É precisamente do período entre 1970 e 1975 que os adeptos peruanos mais se orgulham quando falam da sua seleção. A presença no Mundial do México marcou um dos momentos extraordinários do futebol do país graças ao empate (2-2) conseguido em La Bombonera, em Buenos Aires, no dia 31 de agosto de 1969, que qualificou os peruanos e deixou a Argentina de fora da fase final. Houve quem não quisesse ver mais longe do que a ponta do nariz: apenas um momento sem regresso. Pelo contrário: seria o início de cinco anos dourados para o país do ouro inca de Atahualpa que caiu sob o aço de Toledo das espadas dos espanhóis, que vinham decididos a conquistar o sol.

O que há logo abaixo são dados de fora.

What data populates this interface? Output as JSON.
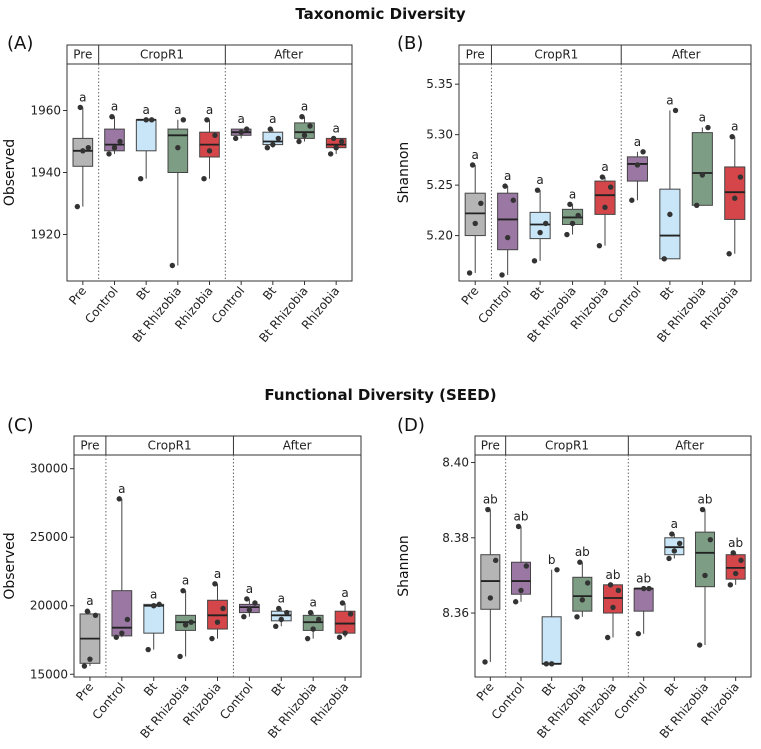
{
  "section_titles": {
    "top": "Taxonomic Diversity",
    "bottom": "Functional Diversity (SEED)"
  },
  "chart_data": [
    {
      "panel": "(A)",
      "type": "box",
      "ylabel": "Observed",
      "ylim": [
        1905,
        1975
      ],
      "yticks": [
        1920,
        1940,
        1960
      ],
      "ytick_labels": [
        "1920",
        "1940",
        "1960"
      ],
      "strips": [
        "Pre",
        "CropR1",
        "After"
      ],
      "categories": [
        "Pre",
        "Control",
        "Bt",
        "Bt Rhizobia",
        "Rhizobia",
        "Control",
        "Bt",
        "Bt Rhizobia",
        "Rhizobia"
      ],
      "groups": [
        1,
        4,
        4
      ],
      "boxes": [
        {
          "fill": "#b5b5b5",
          "q1": 1942,
          "median": 1947,
          "q3": 1951,
          "whisker_low": 1929,
          "whisker_high": 1961,
          "points": [
            1929,
            1947,
            1948,
            1961
          ],
          "letter": "a"
        },
        {
          "fill": "#9b78a3",
          "q1": 1947,
          "median": 1949,
          "q3": 1954,
          "whisker_low": 1946,
          "whisker_high": 1958,
          "points": [
            1946,
            1948,
            1950,
            1958
          ],
          "letter": "a"
        },
        {
          "fill": "#c8e6f7",
          "q1": 1947,
          "median": 1957,
          "q3": 1957,
          "whisker_low": 1938,
          "whisker_high": 1957,
          "points": [
            1938,
            1957,
            1957
          ],
          "letter": "a"
        },
        {
          "fill": "#7d9e84",
          "q1": 1940,
          "median": 1952,
          "q3": 1954,
          "whisker_low": 1910,
          "whisker_high": 1957,
          "points": [
            1910,
            1948,
            1957
          ],
          "letter": "a"
        },
        {
          "fill": "#d4464a",
          "q1": 1945,
          "median": 1949,
          "q3": 1953,
          "whisker_low": 1938,
          "whisker_high": 1957,
          "points": [
            1938,
            1947,
            1952,
            1957
          ],
          "letter": "a"
        },
        {
          "fill": "#9b78a3",
          "q1": 1952,
          "median": 1953,
          "q3": 1954,
          "whisker_low": 1951,
          "whisker_high": 1954,
          "points": [
            1951,
            1953,
            1954
          ],
          "letter": "a"
        },
        {
          "fill": "#c8e6f7",
          "q1": 1949,
          "median": 1950,
          "q3": 1953,
          "whisker_low": 1948,
          "whisker_high": 1954,
          "points": [
            1948,
            1949,
            1951,
            1954
          ],
          "letter": "a"
        },
        {
          "fill": "#7d9e84",
          "q1": 1951,
          "median": 1953,
          "q3": 1956,
          "whisker_low": 1950,
          "whisker_high": 1958,
          "points": [
            1950,
            1952,
            1955,
            1958
          ],
          "letter": "a"
        },
        {
          "fill": "#d4464a",
          "q1": 1948,
          "median": 1949,
          "q3": 1951,
          "whisker_low": 1946,
          "whisker_high": 1951,
          "points": [
            1946,
            1948,
            1950,
            1951
          ],
          "letter": "a"
        }
      ]
    },
    {
      "panel": "(B)",
      "type": "box",
      "ylabel": "Shannon",
      "ylim": [
        5.155,
        5.37
      ],
      "yticks": [
        5.2,
        5.25,
        5.3,
        5.35
      ],
      "ytick_labels": [
        "5.20",
        "5.25",
        "5.30",
        "5.35"
      ],
      "strips": [
        "Pre",
        "CropR1",
        "After"
      ],
      "categories": [
        "Pre",
        "Control",
        "Bt",
        "Bt Rhizobia",
        "Rhizobia",
        "Control",
        "Bt",
        "Bt Rhizobia",
        "Rhizobia"
      ],
      "groups": [
        1,
        4,
        4
      ],
      "boxes": [
        {
          "fill": "#b5b5b5",
          "q1": 5.2,
          "median": 5.222,
          "q3": 5.242,
          "whisker_low": 5.163,
          "whisker_high": 5.27,
          "points": [
            5.163,
            5.212,
            5.232,
            5.27
          ],
          "letter": "a"
        },
        {
          "fill": "#9b78a3",
          "q1": 5.186,
          "median": 5.216,
          "q3": 5.242,
          "whisker_low": 5.161,
          "whisker_high": 5.249,
          "points": [
            5.161,
            5.198,
            5.235,
            5.249
          ],
          "letter": "a"
        },
        {
          "fill": "#c8e6f7",
          "q1": 5.197,
          "median": 5.211,
          "q3": 5.223,
          "whisker_low": 5.175,
          "whisker_high": 5.245,
          "points": [
            5.175,
            5.203,
            5.212,
            5.245
          ],
          "letter": "a"
        },
        {
          "fill": "#7d9e84",
          "q1": 5.211,
          "median": 5.218,
          "q3": 5.226,
          "whisker_low": 5.201,
          "whisker_high": 5.231,
          "points": [
            5.201,
            5.212,
            5.22,
            5.231
          ],
          "letter": "a"
        },
        {
          "fill": "#d4464a",
          "q1": 5.221,
          "median": 5.24,
          "q3": 5.254,
          "whisker_low": 5.19,
          "whisker_high": 5.258,
          "points": [
            5.19,
            5.228,
            5.248,
            5.258
          ],
          "letter": "a"
        },
        {
          "fill": "#9b78a3",
          "q1": 5.254,
          "median": 5.271,
          "q3": 5.278,
          "whisker_low": 5.235,
          "whisker_high": 5.283,
          "points": [
            5.235,
            5.27,
            5.283
          ],
          "letter": "a"
        },
        {
          "fill": "#c8e6f7",
          "q1": 5.177,
          "median": 5.2,
          "q3": 5.246,
          "whisker_low": 5.177,
          "whisker_high": 5.324,
          "points": [
            5.177,
            5.221,
            5.324
          ],
          "letter": "a"
        },
        {
          "fill": "#7d9e84",
          "q1": 5.23,
          "median": 5.262,
          "q3": 5.302,
          "whisker_low": 5.23,
          "whisker_high": 5.307,
          "points": [
            5.23,
            5.26,
            5.307
          ],
          "letter": "a"
        },
        {
          "fill": "#d4464a",
          "q1": 5.216,
          "median": 5.243,
          "q3": 5.268,
          "whisker_low": 5.182,
          "whisker_high": 5.298,
          "points": [
            5.182,
            5.237,
            5.258,
            5.298
          ],
          "letter": "a"
        }
      ]
    },
    {
      "panel": "(C)",
      "type": "box",
      "ylabel": "Observed",
      "ylim": [
        14800,
        31000
      ],
      "yticks": [
        15000,
        20000,
        25000,
        30000
      ],
      "ytick_labels": [
        "15000",
        "20000",
        "25000",
        "30000"
      ],
      "strips": [
        "Pre",
        "CropR1",
        "After"
      ],
      "categories": [
        "Pre",
        "Control",
        "Bt",
        "Bt Rhizobia",
        "Rhizobia",
        "Control",
        "Bt",
        "Bt Rhizobia",
        "Rhizobia"
      ],
      "groups": [
        1,
        4,
        4
      ],
      "boxes": [
        {
          "fill": "#b5b5b5",
          "q1": 15800,
          "median": 17600,
          "q3": 19400,
          "whisker_low": 15600,
          "whisker_high": 19600,
          "points": [
            15600,
            16100,
            19300,
            19600
          ],
          "letter": "a"
        },
        {
          "fill": "#9b78a3",
          "q1": 17800,
          "median": 18400,
          "q3": 21100,
          "whisker_low": 17700,
          "whisker_high": 27800,
          "points": [
            17700,
            18000,
            19000,
            27800
          ],
          "letter": "a"
        },
        {
          "fill": "#c8e6f7",
          "q1": 18000,
          "median": 20000,
          "q3": 20100,
          "whisker_low": 16800,
          "whisker_high": 20100,
          "points": [
            16800,
            20000,
            20100
          ],
          "letter": "a"
        },
        {
          "fill": "#7d9e84",
          "q1": 18200,
          "median": 18800,
          "q3": 19300,
          "whisker_low": 16300,
          "whisker_high": 21100,
          "points": [
            16300,
            18600,
            18800,
            21100
          ],
          "letter": "a"
        },
        {
          "fill": "#d4464a",
          "q1": 18300,
          "median": 19300,
          "q3": 20400,
          "whisker_low": 17600,
          "whisker_high": 21600,
          "points": [
            17600,
            18800,
            19800,
            21600
          ],
          "letter": "a"
        },
        {
          "fill": "#9b78a3",
          "q1": 19500,
          "median": 19900,
          "q3": 20100,
          "whisker_low": 19200,
          "whisker_high": 20500,
          "points": [
            19200,
            19700,
            20200,
            20500
          ],
          "letter": "a"
        },
        {
          "fill": "#c8e6f7",
          "q1": 18900,
          "median": 19300,
          "q3": 19600,
          "whisker_low": 18500,
          "whisker_high": 19800,
          "points": [
            18500,
            19000,
            19500,
            19800
          ],
          "letter": "a"
        },
        {
          "fill": "#7d9e84",
          "q1": 18200,
          "median": 18800,
          "q3": 19300,
          "whisker_low": 17600,
          "whisker_high": 19500,
          "points": [
            17600,
            18300,
            19000,
            19500
          ],
          "letter": "a"
        },
        {
          "fill": "#d4464a",
          "q1": 18000,
          "median": 18700,
          "q3": 19600,
          "whisker_low": 17700,
          "whisker_high": 20200,
          "points": [
            17700,
            18000,
            19400,
            20200
          ],
          "letter": "a"
        }
      ]
    },
    {
      "panel": "(D)",
      "type": "box",
      "ylabel": "Shannon",
      "ylim": [
        8.343,
        8.402
      ],
      "yticks": [
        8.36,
        8.38,
        8.4
      ],
      "ytick_labels": [
        "8.36",
        "8.38",
        "8.40"
      ],
      "strips": [
        "Pre",
        "CropR1",
        "After"
      ],
      "categories": [
        "Pre",
        "Control",
        "Bt",
        "Bt Rhizobia",
        "Rhizobia",
        "Control",
        "Bt",
        "Bt Rhizobia",
        "Rhizobia"
      ],
      "groups": [
        1,
        4,
        4
      ],
      "boxes": [
        {
          "fill": "#b5b5b5",
          "q1": 8.361,
          "median": 8.3685,
          "q3": 8.3755,
          "whisker_low": 8.347,
          "whisker_high": 8.3875,
          "points": [
            8.347,
            8.364,
            8.374,
            8.3875
          ],
          "letter": "ab"
        },
        {
          "fill": "#9b78a3",
          "q1": 8.365,
          "median": 8.3685,
          "q3": 8.3735,
          "whisker_low": 8.363,
          "whisker_high": 8.383,
          "points": [
            8.363,
            8.366,
            8.3725,
            8.383
          ],
          "letter": "ab"
        },
        {
          "fill": "#c8e6f7",
          "q1": 8.3465,
          "median": 8.3465,
          "q3": 8.359,
          "whisker_low": 8.3465,
          "whisker_high": 8.3715,
          "points": [
            8.3465,
            8.3465,
            8.3715
          ],
          "letter": "b"
        },
        {
          "fill": "#7d9e84",
          "q1": 8.3605,
          "median": 8.3645,
          "q3": 8.3695,
          "whisker_low": 8.359,
          "whisker_high": 8.3735,
          "points": [
            8.359,
            8.3635,
            8.368,
            8.3735
          ],
          "letter": "ab"
        },
        {
          "fill": "#d4464a",
          "q1": 8.36,
          "median": 8.364,
          "q3": 8.3675,
          "whisker_low": 8.3535,
          "whisker_high": 8.3675,
          "points": [
            8.3535,
            8.3615,
            8.366,
            8.3675
          ],
          "letter": "ab"
        },
        {
          "fill": "#9b78a3",
          "q1": 8.3605,
          "median": 8.3665,
          "q3": 8.3665,
          "whisker_low": 8.3545,
          "whisker_high": 8.3665,
          "points": [
            8.3545,
            8.3665,
            8.3665
          ],
          "letter": "ab"
        },
        {
          "fill": "#c8e6f7",
          "q1": 8.3755,
          "median": 8.3775,
          "q3": 8.38,
          "whisker_low": 8.3745,
          "whisker_high": 8.381,
          "points": [
            8.3745,
            8.3765,
            8.3785,
            8.381
          ],
          "letter": "a"
        },
        {
          "fill": "#7d9e84",
          "q1": 8.367,
          "median": 8.376,
          "q3": 8.3815,
          "whisker_low": 8.3515,
          "whisker_high": 8.3875,
          "points": [
            8.3515,
            8.37,
            8.3795,
            8.3875
          ],
          "letter": "ab"
        },
        {
          "fill": "#d4464a",
          "q1": 8.369,
          "median": 8.372,
          "q3": 8.3755,
          "whisker_low": 8.3675,
          "whisker_high": 8.376,
          "points": [
            8.3675,
            8.3705,
            8.374,
            8.376
          ],
          "letter": "ab"
        }
      ]
    }
  ]
}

Treinados pelo brasileiro Didi, campeão do Mundo em 1958, que vestiu a camisola do Real Madrid, os peruanos iniciaram o Mundial mexicano de coração nas mãos por via do tremendo terramoto que arrasou grande parte do norte do país. A minutos da estreia frente à Bulgária, Didi entrou no balneário com um punhado de terra na mão: “Esta é a terra da vossa pátria, beijem-na e respeitem-na!” A mensagem mexeu de tal ordem com os jogadores que estes recuperaram de uma desvantagem de 0-2 para uma vitória por 3-2. O mundo aprendia a soletrar os nomes de Roberto Chale, de Chumpitaz, de Teofilo Cubillas, de Sotil, de Gallardo.

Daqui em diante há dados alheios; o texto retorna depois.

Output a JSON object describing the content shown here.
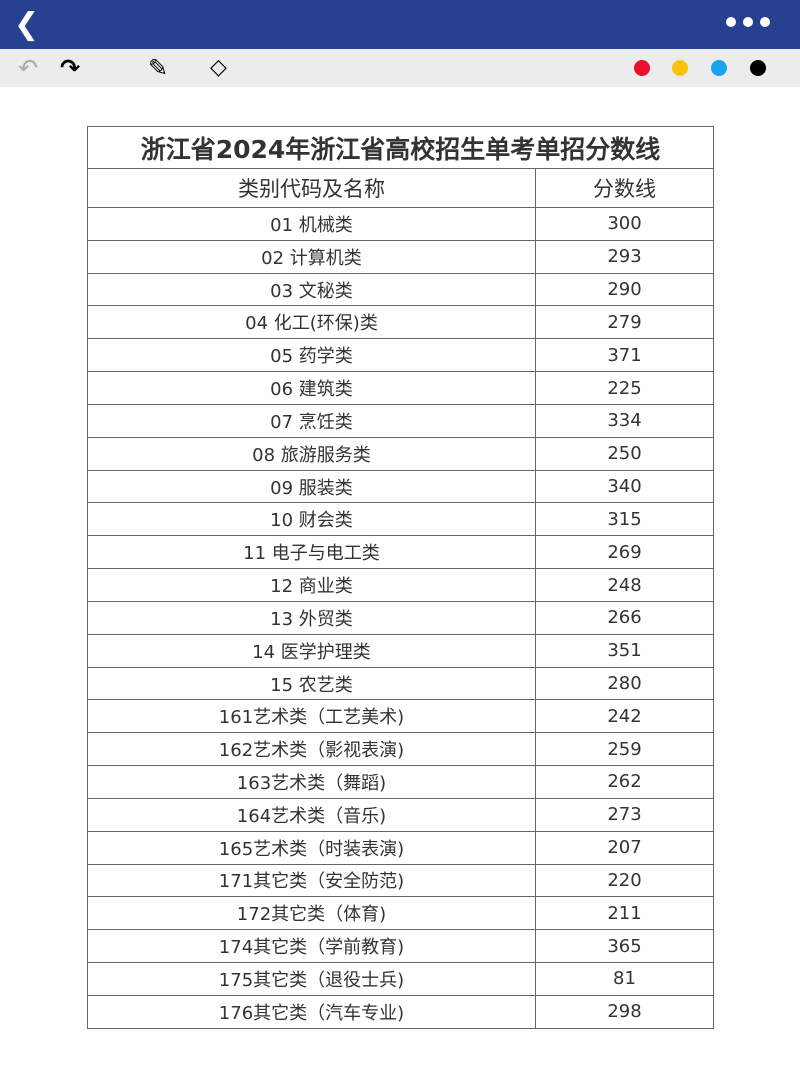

O seu futebol era ofensivo e imaginativo. Três-zero a Marrocos e o apuramento para a fase eliminatória no bolso. Nunca tal tinha acontecido. Depois, a Alemanha Ocidental de Müller e Beckenbauer (1-3), e o incomparável Brasil de Pelé e Tostão, Jairzinho, Rivelino, Gerson, Carlos Alberto, Clodoaldo e tutti quanti (2-4) foram fortes demais para um conjunto ao qual faltava o calo da experiência.
Mais glória
A glória não acabava aí, nos estádios ferventes de um México que ainda hoje se orgulha de ter sido palco do campeonato do Mundo mais espetacular de todos os tempos. O Peru contribuíra fortemente para tal com o seu estilo elegante e sem medos.
Falhado o Mundial de 1974, o novo técnico, Marcos Calderón, recrutou outras estrelas e refrescou o conjunto. Era a vez de Díaz, Oblitas, Meléndez, Sartor e Soria. Os participantes na Copa América de 1975 tinham sido divididos em três grupos de três equipas. Os três primeiros qualificavam-se para as meias-finais, nas quais já havia um lugar reservado: para o Uruguai, vencedor da edição anterior. Jogos casa e fora.

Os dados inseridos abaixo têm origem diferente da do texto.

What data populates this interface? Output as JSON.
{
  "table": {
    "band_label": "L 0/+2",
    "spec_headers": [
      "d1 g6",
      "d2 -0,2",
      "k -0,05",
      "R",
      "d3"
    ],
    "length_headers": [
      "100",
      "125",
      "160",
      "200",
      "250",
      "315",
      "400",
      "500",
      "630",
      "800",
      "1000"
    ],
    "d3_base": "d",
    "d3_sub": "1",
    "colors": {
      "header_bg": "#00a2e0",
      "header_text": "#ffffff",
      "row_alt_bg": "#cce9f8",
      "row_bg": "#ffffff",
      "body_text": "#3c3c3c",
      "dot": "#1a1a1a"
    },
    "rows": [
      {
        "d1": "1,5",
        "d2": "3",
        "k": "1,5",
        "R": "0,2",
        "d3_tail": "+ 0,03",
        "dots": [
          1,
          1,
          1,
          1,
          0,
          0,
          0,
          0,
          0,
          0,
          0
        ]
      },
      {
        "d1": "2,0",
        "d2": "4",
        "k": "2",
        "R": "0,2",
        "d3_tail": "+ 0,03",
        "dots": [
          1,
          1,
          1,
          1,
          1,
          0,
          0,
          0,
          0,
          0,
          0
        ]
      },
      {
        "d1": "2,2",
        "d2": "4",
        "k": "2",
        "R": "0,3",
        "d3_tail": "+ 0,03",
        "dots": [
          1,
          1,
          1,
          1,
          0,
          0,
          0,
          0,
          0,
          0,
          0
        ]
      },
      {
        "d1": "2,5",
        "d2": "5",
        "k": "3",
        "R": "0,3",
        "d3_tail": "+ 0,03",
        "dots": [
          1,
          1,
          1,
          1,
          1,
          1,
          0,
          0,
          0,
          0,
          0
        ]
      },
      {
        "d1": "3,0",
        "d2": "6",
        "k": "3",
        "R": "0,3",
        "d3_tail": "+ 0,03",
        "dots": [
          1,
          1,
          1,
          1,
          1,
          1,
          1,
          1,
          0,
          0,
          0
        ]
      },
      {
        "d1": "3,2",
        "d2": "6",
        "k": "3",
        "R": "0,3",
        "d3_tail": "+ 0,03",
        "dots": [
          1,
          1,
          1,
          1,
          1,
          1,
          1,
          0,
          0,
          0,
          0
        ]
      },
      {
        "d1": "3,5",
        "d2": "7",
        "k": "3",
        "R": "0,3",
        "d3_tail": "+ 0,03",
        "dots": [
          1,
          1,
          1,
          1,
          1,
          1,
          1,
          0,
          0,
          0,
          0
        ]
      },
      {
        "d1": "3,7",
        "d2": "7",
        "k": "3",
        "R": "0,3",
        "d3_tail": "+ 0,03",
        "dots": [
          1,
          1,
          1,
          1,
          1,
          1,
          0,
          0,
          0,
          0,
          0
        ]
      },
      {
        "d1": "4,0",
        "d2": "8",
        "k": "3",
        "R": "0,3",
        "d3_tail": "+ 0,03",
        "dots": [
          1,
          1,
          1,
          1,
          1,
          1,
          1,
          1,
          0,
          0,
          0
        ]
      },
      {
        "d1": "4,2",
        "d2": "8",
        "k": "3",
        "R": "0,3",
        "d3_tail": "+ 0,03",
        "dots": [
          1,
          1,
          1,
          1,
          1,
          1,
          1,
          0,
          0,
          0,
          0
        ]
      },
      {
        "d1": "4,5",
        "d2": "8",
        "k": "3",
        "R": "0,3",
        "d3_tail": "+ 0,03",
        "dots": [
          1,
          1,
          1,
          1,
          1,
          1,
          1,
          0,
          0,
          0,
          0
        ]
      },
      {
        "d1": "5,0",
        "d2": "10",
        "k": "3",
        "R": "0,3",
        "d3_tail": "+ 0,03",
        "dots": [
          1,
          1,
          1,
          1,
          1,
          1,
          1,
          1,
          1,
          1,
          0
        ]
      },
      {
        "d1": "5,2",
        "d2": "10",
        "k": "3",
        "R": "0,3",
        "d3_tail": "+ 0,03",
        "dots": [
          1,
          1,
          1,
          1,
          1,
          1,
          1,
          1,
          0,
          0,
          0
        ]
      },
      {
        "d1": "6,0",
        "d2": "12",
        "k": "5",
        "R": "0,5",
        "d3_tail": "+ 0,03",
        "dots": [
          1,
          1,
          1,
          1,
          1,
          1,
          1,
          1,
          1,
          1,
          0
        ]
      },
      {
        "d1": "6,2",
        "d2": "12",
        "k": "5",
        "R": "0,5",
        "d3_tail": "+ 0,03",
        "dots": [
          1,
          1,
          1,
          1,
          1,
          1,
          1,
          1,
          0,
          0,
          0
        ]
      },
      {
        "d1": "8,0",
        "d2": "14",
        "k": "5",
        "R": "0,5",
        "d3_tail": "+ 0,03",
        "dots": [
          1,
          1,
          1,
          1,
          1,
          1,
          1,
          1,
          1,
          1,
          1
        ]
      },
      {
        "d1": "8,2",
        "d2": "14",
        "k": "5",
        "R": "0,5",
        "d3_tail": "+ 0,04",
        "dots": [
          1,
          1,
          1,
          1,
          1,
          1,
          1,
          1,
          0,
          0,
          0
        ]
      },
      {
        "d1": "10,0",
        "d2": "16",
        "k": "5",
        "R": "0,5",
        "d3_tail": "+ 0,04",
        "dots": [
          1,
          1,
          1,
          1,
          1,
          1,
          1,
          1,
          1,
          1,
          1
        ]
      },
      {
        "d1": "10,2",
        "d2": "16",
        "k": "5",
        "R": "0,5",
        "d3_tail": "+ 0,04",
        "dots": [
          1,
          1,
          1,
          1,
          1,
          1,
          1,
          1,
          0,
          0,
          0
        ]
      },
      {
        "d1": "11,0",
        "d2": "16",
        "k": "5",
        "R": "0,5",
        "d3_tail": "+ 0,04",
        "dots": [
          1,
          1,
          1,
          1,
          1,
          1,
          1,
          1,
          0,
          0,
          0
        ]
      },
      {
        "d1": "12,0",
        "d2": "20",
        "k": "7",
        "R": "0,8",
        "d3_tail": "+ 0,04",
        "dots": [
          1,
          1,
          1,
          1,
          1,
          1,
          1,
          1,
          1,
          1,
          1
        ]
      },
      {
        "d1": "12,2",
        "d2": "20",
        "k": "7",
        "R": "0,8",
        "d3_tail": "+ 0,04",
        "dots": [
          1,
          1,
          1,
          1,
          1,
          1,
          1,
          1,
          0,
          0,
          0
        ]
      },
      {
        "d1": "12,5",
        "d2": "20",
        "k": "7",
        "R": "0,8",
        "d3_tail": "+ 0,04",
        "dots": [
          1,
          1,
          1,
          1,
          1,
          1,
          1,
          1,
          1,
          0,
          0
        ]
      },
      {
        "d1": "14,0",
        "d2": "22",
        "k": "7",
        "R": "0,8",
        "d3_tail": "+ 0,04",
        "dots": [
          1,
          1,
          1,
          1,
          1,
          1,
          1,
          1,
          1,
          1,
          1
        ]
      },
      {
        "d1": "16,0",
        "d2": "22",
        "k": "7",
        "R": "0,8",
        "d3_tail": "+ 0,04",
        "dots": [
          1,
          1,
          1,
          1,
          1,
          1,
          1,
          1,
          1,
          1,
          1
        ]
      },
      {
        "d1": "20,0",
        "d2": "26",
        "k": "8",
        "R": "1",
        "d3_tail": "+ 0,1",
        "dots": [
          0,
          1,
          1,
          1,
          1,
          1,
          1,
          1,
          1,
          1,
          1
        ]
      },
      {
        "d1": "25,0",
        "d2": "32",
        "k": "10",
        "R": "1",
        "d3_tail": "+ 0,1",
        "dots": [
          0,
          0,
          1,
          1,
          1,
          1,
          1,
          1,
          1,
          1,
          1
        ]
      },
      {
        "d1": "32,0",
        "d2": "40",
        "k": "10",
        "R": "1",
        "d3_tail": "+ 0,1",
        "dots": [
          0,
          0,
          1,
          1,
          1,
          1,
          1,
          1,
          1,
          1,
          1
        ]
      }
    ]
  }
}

O Peru começou fora: empate em Santiago (1-1) face ao Chile, vitória na Bolívia (1-0). No Nacional de Lima, duas vitórias remataram a faena peruana: 3-1 sobre a Bolívia; 3-1 sobre o Chile, mais um jogo de raiva como são sempre os embates entre estes dois vizinhos com muitas contas para ajustar ao longo da História.
A primeira mão da meia-final foi no Mineirão. O Brasil já não era mais o de Pelé e Tostão. Faltava-lhe arte e talento. Mas isso não tira o valor da vitória peruana por 3-1, a primeira conseguida em território brasileiro. O Brasil podia ter perdido samba, mas não deixava de ser Brasil. Venceu em Lima por 2-0. O critério de desempate era sorteio: um pote escuro com duas bolas lá dentro. A menininha escolhida tirou a bolinha que tinha um P, de Peru.
Adversário na final: Colômbia. Primeiro jogo: Bogotá. 0-1 lá, 2-0 em Lima. Novo critério: desempate em Caracas, Venezuela. Um Peru selvagem, terrível, avassalador. Cubillas falhou um penálti na madrugada do jogo. Mas isso não alterou a alma peruana. Sotil, aos 25 minutos, fez o 1-0. Ninguém o imaginava sequer, mas foi o golo decisivo. Trinta e seis anos depois, nova vitória na Copa América, as únicas duas até hoje. Tudo começara lá no México, cinco anos antes. Nas ruas de Lima, La Fea, o povo gritava: “Peru campeón! Peru campeón!” Gargantas enrouqueciam de alegria.